Strategien


Nordzucker und KWS Saat

Die Real-Time-Rübe

Horst Ellermann ist Herausgeber des CIO-Magazins und Ambassador für CIOmove in Deutschland.

"Real Time Enterprises stellen für uns eine besondere Herausforderung dar, weil die Real-Time-Anbindung mehrerer Partner die genaue Abstimmung der Dateninhalte erfordert und Beratern dabei eine wichtige Rolle zukommt", sagt Bosch. Projektleiter Thomas Joachim kann das bestätigen: Ende vergangenen Jahres hat er vier Monate mit der Anpassung der SAP-Business-Connectoren bei Nordzucker und KWS sowie mit der Anbindung an das Logistikunternehmen verbracht. Alle Beteiligten sind mit dieser Projektlaufzeit zufrieden.

Direkte Kundenanbindung

Hübner von KWS schätzt die sekundengenaue Datenübertragung, auch wenn es ihm nicht so sehr darauf ankommt, ob Bestellungen den Saatguthersteller ein paar Stunden früher oder später erreichen. Viel wichtiger ist ihm, dass er eine direkte Anbindung zu seinen Kunden hat. Bislang hat KWS die Samen in Lkw-Ladungen zu den Nordzucker-Fabriken gekarrt. Auf welchen Äckern die Rüben besonders gut gediehen oder wo sie mehr Grün als Frucht entwickelten, konnte bei KWS niemand sagen. Heute weiß Berater Hübner wenigstens, auf welchem Hof das akribisch polierte (in runde Formen gebrachte) und pillierte (mit Insektiziden umhüllte) Saatgut zum Einsatz kommt. Sollten in Zukunft Schädlinge oder Krankheiten eine Rübensorte befallen, so könnte Hübner den betroffenen Bauern gezielt sagen, wie das Übel zu bekämpfen ist.
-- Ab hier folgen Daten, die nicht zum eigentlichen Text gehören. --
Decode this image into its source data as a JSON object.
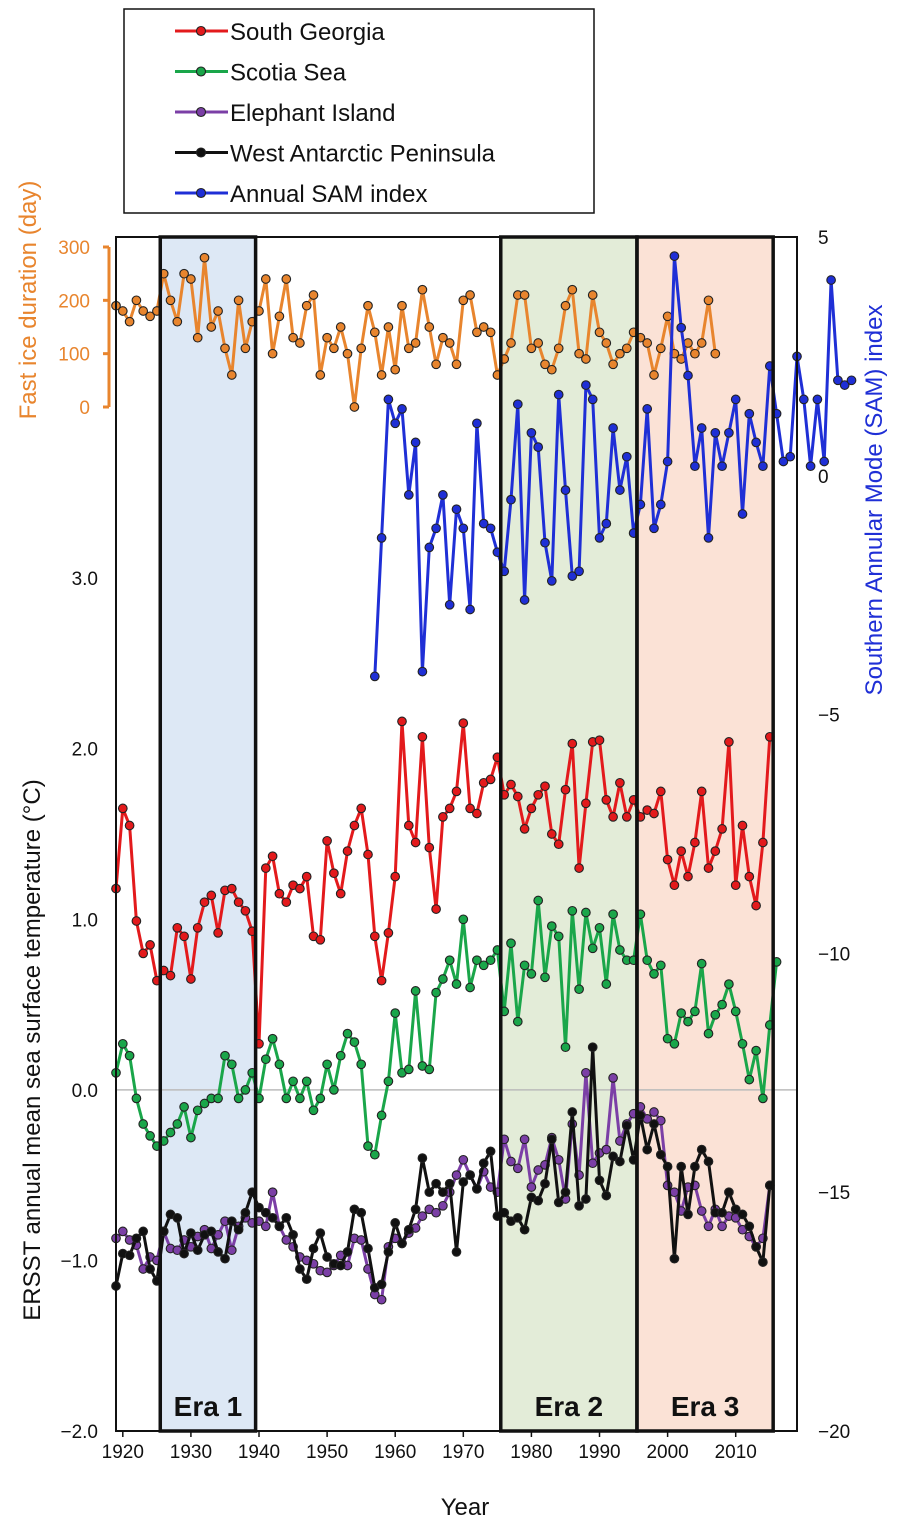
{
  "chart_data": {
    "type": "line",
    "xlabel": "Year",
    "xlim": [
      1919,
      2019
    ],
    "x_ticks": [
      "1920",
      "1930",
      "1940",
      "1950",
      "1960",
      "1970",
      "1980",
      "1990",
      "2000",
      "2010"
    ],
    "ylabel_left": "ERSST annual mean sea  surface temperature (°C)",
    "ylim_left": [
      -2.0,
      5.0
    ],
    "y_ticks_left": [
      "−2.0",
      "−1.0",
      "0.0",
      "1.0",
      "2.0",
      "3.0"
    ],
    "ylabel_fast_ice": "Fast ice duration (day)",
    "y_ticks_fast_ice": [
      "0",
      "100",
      "200",
      "300"
    ],
    "ylabel_right": "Southern Annular Mode (SAM) index",
    "ylim_right": [
      -20,
      5
    ],
    "y_ticks_right": [
      "−20",
      "−15",
      "−10",
      "−5",
      "0",
      "5"
    ],
    "eras": [
      {
        "label": "Era 1",
        "start": 1925.5,
        "end": 1939.5,
        "color": "#dde8f5"
      },
      {
        "label": "Era 2",
        "start": 1975.5,
        "end": 1995.5,
        "color": "#e3ecd8"
      },
      {
        "label": "Era 3",
        "start": 1995.5,
        "end": 2015.5,
        "color": "#fbe2d6"
      }
    ],
    "legend": {
      "position": "top",
      "entries": [
        {
          "label": "South Georgia",
          "color": "#e31a1c"
        },
        {
          "label": "Scotia Sea",
          "color": "#1aa64a"
        },
        {
          "label": "Elephant Island",
          "color": "#7b3fa6"
        },
        {
          "label": "West Antarctic Peninsula",
          "color": "#111111"
        },
        {
          "label": "Annual SAM index",
          "color": "#1f2fd6"
        }
      ]
    },
    "fast_ice": {
      "color": "#e8852e",
      "x_start": 1919,
      "values": [
        190,
        180,
        160,
        200,
        180,
        170,
        180,
        250,
        200,
        160,
        250,
        240,
        130,
        280,
        150,
        180,
        110,
        60,
        200,
        110,
        160,
        180,
        240,
        100,
        170,
        240,
        130,
        120,
        190,
        210,
        60,
        130,
        110,
        150,
        100,
        0,
        110,
        190,
        140,
        60,
        150,
        70,
        190,
        110,
        120,
        220,
        150,
        80,
        130,
        120,
        80,
        200,
        210,
        140,
        150,
        140,
        60,
        90,
        120,
        210,
        210,
        110,
        120,
        80,
        70,
        110,
        190,
        220,
        100,
        90,
        210,
        140,
        120,
        80,
        100,
        110,
        140,
        130,
        120,
        60,
        110,
        170,
        100,
        90,
        120,
        100,
        120,
        200,
        100
      ]
    },
    "sam": {
      "color": "#1f2fd6",
      "x_start": 1957,
      "values": [
        -4.2,
        -1.3,
        1.6,
        1.1,
        1.4,
        -0.4,
        0.7,
        -4.1,
        -1.5,
        -1.1,
        -0.4,
        -2.7,
        -0.7,
        -1.1,
        -2.8,
        1.1,
        -1.0,
        -1.1,
        -1.6,
        -2.0,
        -0.5,
        1.5,
        -2.6,
        0.9,
        0.6,
        -1.4,
        -2.2,
        1.7,
        -0.3,
        -2.1,
        -2.0,
        1.9,
        1.6,
        -1.3,
        -1.0,
        1.0,
        -0.3,
        0.4,
        -1.2,
        -0.6,
        1.4,
        -1.1,
        -0.6,
        0.3,
        4.6,
        3.1,
        2.1,
        0.2,
        1.0,
        -1.3,
        0.9,
        0.2,
        0.9,
        1.6,
        -0.8,
        1.3,
        0.7,
        0.2,
        2.3,
        1.3,
        0.3,
        0.4,
        2.5,
        1.6,
        0.2,
        1.6,
        0.3,
        4.1,
        2.0,
        1.9,
        2.0
      ]
    },
    "series": [
      {
        "name": "South Georgia",
        "color": "#e31a1c",
        "x_start": 1919,
        "values": [
          1.18,
          1.65,
          1.55,
          0.99,
          0.8,
          0.85,
          0.64,
          0.7,
          0.67,
          0.95,
          0.9,
          0.65,
          0.95,
          1.1,
          1.14,
          0.92,
          1.17,
          1.18,
          1.1,
          1.05,
          0.93,
          0.27,
          1.3,
          1.37,
          1.15,
          1.1,
          1.2,
          1.18,
          1.25,
          0.9,
          0.88,
          1.46,
          1.27,
          1.15,
          1.4,
          1.55,
          1.65,
          1.38,
          0.9,
          0.64,
          0.92,
          1.25,
          2.16,
          1.55,
          1.45,
          2.07,
          1.42,
          1.06,
          1.6,
          1.65,
          1.75,
          2.15,
          1.65,
          1.62,
          1.8,
          1.82,
          1.95,
          1.73,
          1.79,
          1.72,
          1.53,
          1.65,
          1.73,
          1.78,
          1.5,
          1.44,
          1.76,
          2.03,
          1.3,
          1.68,
          2.04,
          2.05,
          1.7,
          1.6,
          1.8,
          1.6,
          1.7,
          1.6,
          1.64,
          1.62,
          1.75,
          1.35,
          1.2,
          1.4,
          1.25,
          1.45,
          1.75,
          1.3,
          1.4,
          1.53,
          2.04,
          1.2,
          1.55,
          1.25,
          1.08,
          1.45,
          2.07
        ]
      },
      {
        "name": "Scotia Sea",
        "color": "#1aa64a",
        "x_start": 1919,
        "values": [
          0.1,
          0.27,
          0.2,
          -0.05,
          -0.2,
          -0.27,
          -0.33,
          -0.3,
          -0.25,
          -0.2,
          -0.1,
          -0.28,
          -0.12,
          -0.08,
          -0.05,
          -0.05,
          0.2,
          0.15,
          -0.05,
          0.0,
          0.1,
          -0.05,
          0.18,
          0.3,
          0.15,
          -0.05,
          0.05,
          -0.05,
          0.05,
          -0.12,
          -0.05,
          0.15,
          0.0,
          0.2,
          0.33,
          0.28,
          0.15,
          -0.33,
          -0.38,
          -0.15,
          0.05,
          0.45,
          0.1,
          0.12,
          0.58,
          0.14,
          0.12,
          0.57,
          0.65,
          0.76,
          0.62,
          1.0,
          0.6,
          0.76,
          0.73,
          0.76,
          0.82,
          0.46,
          0.86,
          0.4,
          0.73,
          0.68,
          1.11,
          0.66,
          0.96,
          0.9,
          0.25,
          1.05,
          0.59,
          1.04,
          0.83,
          0.95,
          0.62,
          1.03,
          0.82,
          0.76,
          0.76,
          1.03,
          0.76,
          0.68,
          0.73,
          0.3,
          0.27,
          0.45,
          0.4,
          0.46,
          0.74,
          0.33,
          0.44,
          0.5,
          0.62,
          0.46,
          0.27,
          0.06,
          0.23,
          -0.05,
          0.38,
          0.75
        ]
      },
      {
        "name": "Elephant Island",
        "color": "#7b3fa6",
        "x_start": 1919,
        "values": [
          -0.87,
          -0.83,
          -0.88,
          -0.91,
          -1.05,
          -0.98,
          -1.0,
          -0.83,
          -0.93,
          -0.94,
          -0.88,
          -0.92,
          -0.86,
          -0.82,
          -0.93,
          -0.85,
          -0.77,
          -0.94,
          -0.8,
          -0.75,
          -0.78,
          -0.77,
          -0.8,
          -0.6,
          -0.8,
          -0.88,
          -0.92,
          -0.98,
          -1.0,
          -1.02,
          -1.06,
          -1.07,
          -1.03,
          -0.97,
          -1.03,
          -0.87,
          -0.88,
          -1.05,
          -1.2,
          -1.23,
          -0.92,
          -0.87,
          -0.9,
          -0.84,
          -0.81,
          -0.74,
          -0.7,
          -0.72,
          -0.68,
          -0.6,
          -0.5,
          -0.41,
          -0.5,
          -0.58,
          -0.48,
          -0.57,
          -0.6,
          -0.29,
          -0.42,
          -0.46,
          -0.29,
          -0.57,
          -0.47,
          -0.44,
          -0.28,
          -0.41,
          -0.64,
          -0.2,
          -0.5,
          0.1,
          -0.43,
          -0.37,
          -0.35,
          0.07,
          -0.3,
          -0.2,
          -0.14,
          -0.1,
          -0.17,
          -0.13,
          -0.18,
          -0.56,
          -0.6,
          -0.71,
          -0.57,
          -0.56,
          -0.71,
          -0.8,
          -0.7,
          -0.8,
          -0.74,
          -0.75,
          -0.82,
          -0.86,
          -0.92,
          -0.87,
          -0.56
        ]
      },
      {
        "name": "West Antarctic Peninsula",
        "color": "#111111",
        "x_start": 1919,
        "values": [
          -1.15,
          -0.96,
          -0.97,
          -0.87,
          -0.83,
          -1.05,
          -1.12,
          -0.83,
          -0.73,
          -0.75,
          -0.96,
          -0.84,
          -0.94,
          -0.85,
          -0.83,
          -0.95,
          -0.99,
          -0.77,
          -0.82,
          -0.72,
          -0.6,
          -0.69,
          -0.72,
          -0.75,
          -0.8,
          -0.75,
          -0.85,
          -1.05,
          -1.11,
          -0.93,
          -0.84,
          -0.98,
          -1.02,
          -1.03,
          -0.95,
          -0.7,
          -0.72,
          -0.93,
          -1.16,
          -1.14,
          -0.95,
          -0.78,
          -0.9,
          -0.82,
          -0.7,
          -0.4,
          -0.6,
          -0.55,
          -0.6,
          -0.55,
          -0.95,
          -0.54,
          -0.5,
          -0.58,
          -0.43,
          -0.36,
          -0.74,
          -0.72,
          -0.77,
          -0.75,
          -0.82,
          -0.63,
          -0.65,
          -0.55,
          -0.29,
          -0.66,
          -0.6,
          -0.13,
          -0.68,
          -0.64,
          0.25,
          -0.53,
          -0.62,
          -0.39,
          -0.42,
          -0.21,
          -0.41,
          -0.15,
          -0.35,
          -0.2,
          -0.38,
          -0.45,
          -0.99,
          -0.45,
          -0.73,
          -0.45,
          -0.35,
          -0.42,
          -0.72,
          -0.72,
          -0.6,
          -0.7,
          -0.73,
          -0.8,
          -0.92,
          -1.01,
          -0.56
        ]
      }
    ]
  }
}
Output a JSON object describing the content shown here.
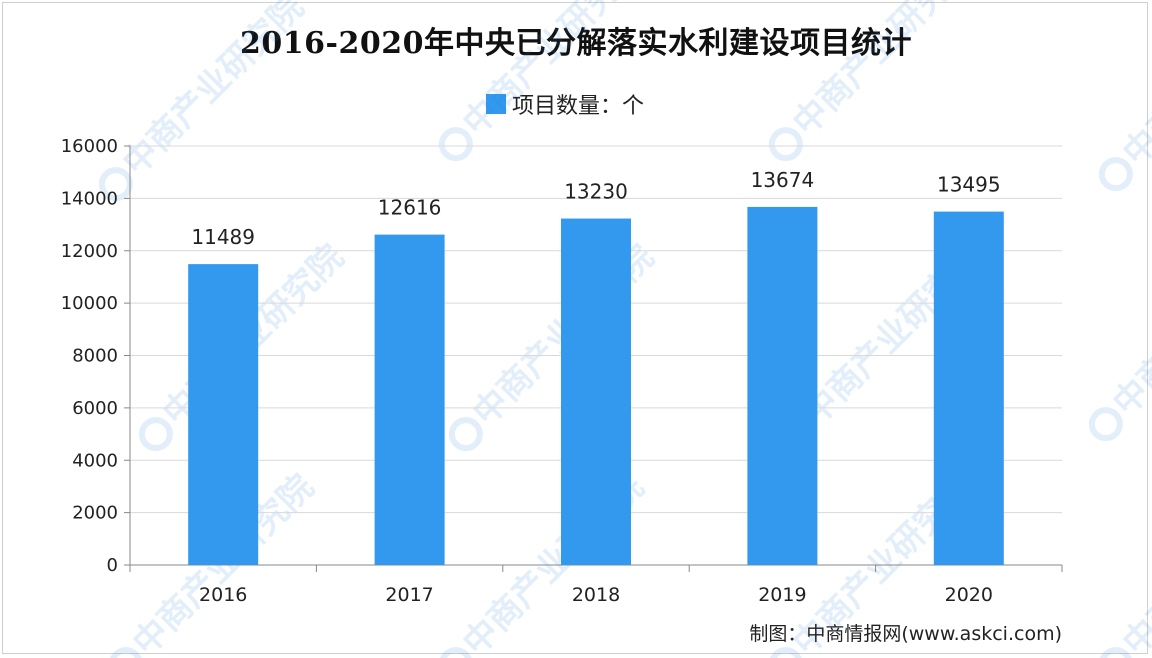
{
  "title": "2016-2020年中央已分解落实水利建设项目统计",
  "legend": {
    "label": "项目数量：个",
    "color": "#3399ee"
  },
  "source": "制图：中商情报网(www.askci.com)",
  "watermark": "中商产业研究院",
  "chart_data": {
    "type": "bar",
    "title": "2016-2020年中央已分解落实水利建设项目统计",
    "categories": [
      "2016",
      "2017",
      "2018",
      "2019",
      "2020"
    ],
    "series": [
      {
        "name": "项目数量：个",
        "values": [
          11489,
          12616,
          13230,
          13674,
          13495
        ]
      }
    ],
    "ylim": [
      0,
      16000
    ],
    "yticks": [
      0,
      2000,
      4000,
      6000,
      8000,
      10000,
      12000,
      14000,
      16000
    ],
    "grid": true,
    "legend_position": "top-center",
    "bar_color": "#3399ee"
  }
}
Gehen die Landwirte solchen Empfehlungen nach, müssen sie seit diesem Jahr alle ihre pflanzenbaulichen Maßnahmen in der "Acker-Schlagkartei" protokollieren. Für jedes Feld halten sie in dieser Kartei fest, welche Rübensorte sie gepflanzt, womit sie wann gedüngt und wodurch sie die Pflanzen geschützt haben. Diese Karteikarten führen die Bauern entweder auf Papier oder in einem von etwa vier bis fünf etablierten Softwareprogrammen zur Ackerverwaltung.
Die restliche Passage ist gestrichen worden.